Article rédigé par institutmolinari.org, le 27 décembre 2020
Source [institutmolinari.org] Les dirigeants occidentaux répètent que les modèles d’efficacité asiatiques face au Coronavirus ne sont pas transposables car ils contreviendraient à notre conception de la démocratie et des libertés publiques. Est-ce vraiment le cas? Et que disent nos choix collectifs des efforts ou souffrances que sont capables de supporter nos sociétés respectives? Extraits d’un entretien avec Nicolas Marques, directeur général de l’Institut économique Molinari, publié sur Atlantico.fr.
Atlantico.fr : Les premiers mois de la gestion de la pandémie peuvent être considérés comme le reflet de l’aptitude -ou non- à la gestion de crise des différents gouvernements. Est-il désormais possible de considérer que les politiques sanitaires mises en œuvre sont le reflet de ce que les citoyens des différents pays impactés ont décidé d’accepter comme niveau de contrainte ?

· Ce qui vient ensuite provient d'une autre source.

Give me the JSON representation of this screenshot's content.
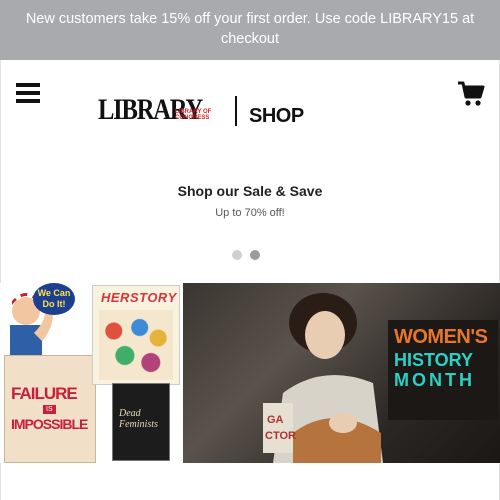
{
  "promo": {
    "text": "New customers take 15% off your first order. Use code LIBRARY15 at checkout"
  },
  "header": {
    "logo_library": "LIBRARY",
    "logo_loc": "LIBRARY OF CONGRESS",
    "logo_shop": "SHOP",
    "menu_icon": "hamburger-menu-icon",
    "cart_icon": "shopping-cart-icon"
  },
  "carousel": {
    "title": "Shop our Sale & Save",
    "subtitle": "Up to 70% off!",
    "slides": 2,
    "active_slide": 2
  },
  "banner": {
    "poster_failure_line1": "FAILURE",
    "poster_failure_line2": "IS",
    "poster_failure_line3": "IMPOSSIBLE",
    "poster_we_can": "We Can Do It!",
    "book_herstory": "HERSTORY",
    "book_feminists": "Dead Feminists",
    "whm_line1": "WOMEN'S",
    "whm_line2": "HISTORY",
    "whm_line3": "MONTH"
  },
  "colors": {
    "promo_bg": "#a9aaad",
    "loc_red": "#d4202a",
    "whm_orange": "#e8762a",
    "whm_teal": "#2bd1c4"
  }
}
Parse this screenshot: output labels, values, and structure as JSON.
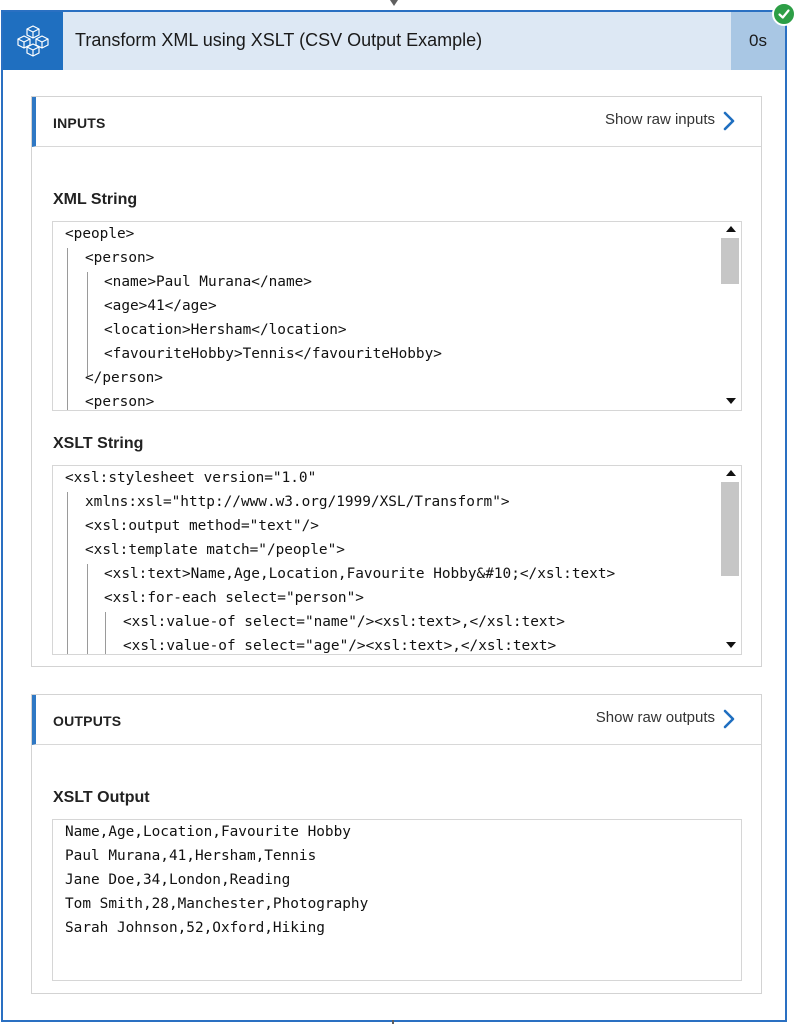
{
  "action": {
    "title": "Transform XML using XSLT (CSV Output Example)",
    "duration": "0s",
    "icon": "xslt-cubes-icon",
    "status": "succeeded",
    "status_icon": "check-icon"
  },
  "colors": {
    "accent": "#1f6fc0",
    "header_bg": "#dde8f4",
    "duration_bg": "#a9c7e4",
    "success": "#2d9e46"
  },
  "inputs": {
    "title": "INPUTS",
    "show_raw_label": "Show raw inputs",
    "xml_label": "XML String",
    "xml_lines": [
      "<people>",
      "<person>",
      "<name>Paul Murana</name>",
      "<age>41</age>",
      "<location>Hersham</location>",
      "<favouriteHobby>Tennis</favouriteHobby>",
      "</person>",
      "<person>"
    ],
    "xslt_label": "XSLT String",
    "xslt_lines": [
      "<xsl:stylesheet version=\"1.0\"",
      "xmlns:xsl=\"http://www.w3.org/1999/XSL/Transform\">",
      "<xsl:output method=\"text\"/>",
      "<xsl:template match=\"/people\">",
      "<xsl:text>Name,Age,Location,Favourite Hobby&#10;</xsl:text>",
      "<xsl:for-each select=\"person\">",
      "<xsl:value-of select=\"name\"/><xsl:text>,</xsl:text>",
      "<xsl:value-of select=\"age\"/><xsl:text>,</xsl:text>"
    ]
  },
  "outputs": {
    "title": "OUTPUTS",
    "show_raw_label": "Show raw outputs",
    "output_label": "XSLT Output",
    "output_lines": [
      "Name,Age,Location,Favourite Hobby",
      "Paul Murana,41,Hersham,Tennis",
      "Jane Doe,34,London,Reading",
      "Tom Smith,28,Manchester,Photography",
      "Sarah Johnson,52,Oxford,Hiking"
    ]
  }
}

Nicolas Marques. Le gouvernement français était relativement mal préparé et outillé pour gérer une crise sanitaire de ce type. Il est composé de personnes dont l’essentiel des expériences se cantonne à la gestion de crises politiques simples, l’enjeu étant pour eux de définir la politique de communication la plus adéquate et de vérifier qu’elle se déploie bien. Les retours d’expériences de la crise du H1N1 ou des crises sanitaires étrangères n’avaient pas tous été assimilés. L’éventualité d’une crise sanitaire n’avait pas été travaillée de bout en bout par les autorités, contrairement à ce qui avait été fait en Corée du Sud ou en Allemagne. Certes, des travaux d’anticipation avaient été faits en amont, mais sans bouclage opérationnel. On a reparlé dans les derniers jours de l’absence de stock préventif de matériel de protection, alors qu’un avis d’expert recommandait d’accumuler un milliard de masques 10 mois avant le début de la pandémie. Quand la crise est arrivée, elle a été gérée par les autorités sanitaires, alors que les spécialistes français en pilotage de crise sont ailleurs, au ministère de l’intérieur ou des armées, ou sont indépendants, à l’image de Xavier Guilhou ou Patrick Lagadec.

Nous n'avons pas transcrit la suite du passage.